In past decades, polio made summer a fearful time for the young people who, free of that fear because of Sabin's vaccine, now go to anime conventions. Because Ikasucon moved from a Clarion hotel in Blue Ash to the downtown center, it was hard to tell whether attendance was up or down. It was definitely the smallest anime convention attended by this site so far in 2006, but not the smallest convention of any type. There probably were more people in the Ikasucon dealers' room than were on hand at any one time for the InConJunction convention we attended one week earlier. InConJunction, which has been around for 25 years, unfortunately was an example of how sci-fi cons are shrinking while anime conventions stay busy.

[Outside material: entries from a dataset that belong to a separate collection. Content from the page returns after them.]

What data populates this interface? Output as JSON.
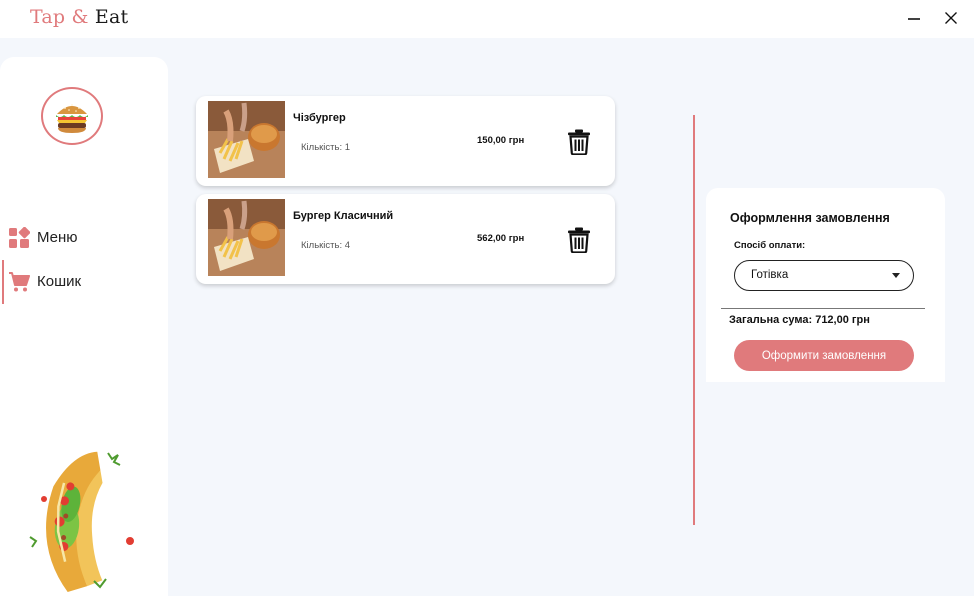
{
  "app": {
    "logo_tap": "Tap",
    "logo_amp": "&",
    "logo_eat": "Eat",
    "accent_color": "#e07a7c"
  },
  "window": {
    "minimize_icon": "minimize-icon",
    "close_icon": "close-icon"
  },
  "sidebar": {
    "avatar_icon": "burger-icon",
    "items": [
      {
        "label": "Меню",
        "icon": "menu-grid-icon",
        "active": false
      },
      {
        "label": "Кошик",
        "icon": "cart-icon",
        "active": true
      }
    ],
    "decor_icon": "taco-illustration"
  },
  "cart": {
    "items": [
      {
        "name": "Чізбургер",
        "qty_label": "Кількість: 1",
        "price": "150,00 грн",
        "thumb_icon": "food-photo",
        "delete_icon": "trash-icon"
      },
      {
        "name": "Бургер Класичний",
        "qty_label": "Кількість: 4",
        "price": "562,00 грн",
        "thumb_icon": "food-photo",
        "delete_icon": "trash-icon"
      }
    ]
  },
  "checkout": {
    "title": "Оформлення замовлення",
    "payment_label": "Спосіб оплати:",
    "payment_value": "Готівка",
    "total_label": "Загальна сума: 712,00 грн",
    "submit_label": "Оформити замовлення"
  }
}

This writer had real-world work on Friday and Saturday nights, and so we missed those parts of the convention, including the Saturday night costume contest. We played the cheap card and stayed in a Red Roof Inn fifteen miles north of downtown, which meant we missed the Sunday fire alarm that cleared out the convention's hotel.

Splitting the weekend also meant we missed the opportunity to set up our photo booth, which we'll have to try later this year at another convention. We're planning next to head to Otakon in Baltimore, where we'll repeat our Anime Expo strategy of splitting time between costuming pictures and interview sessions, with any luck.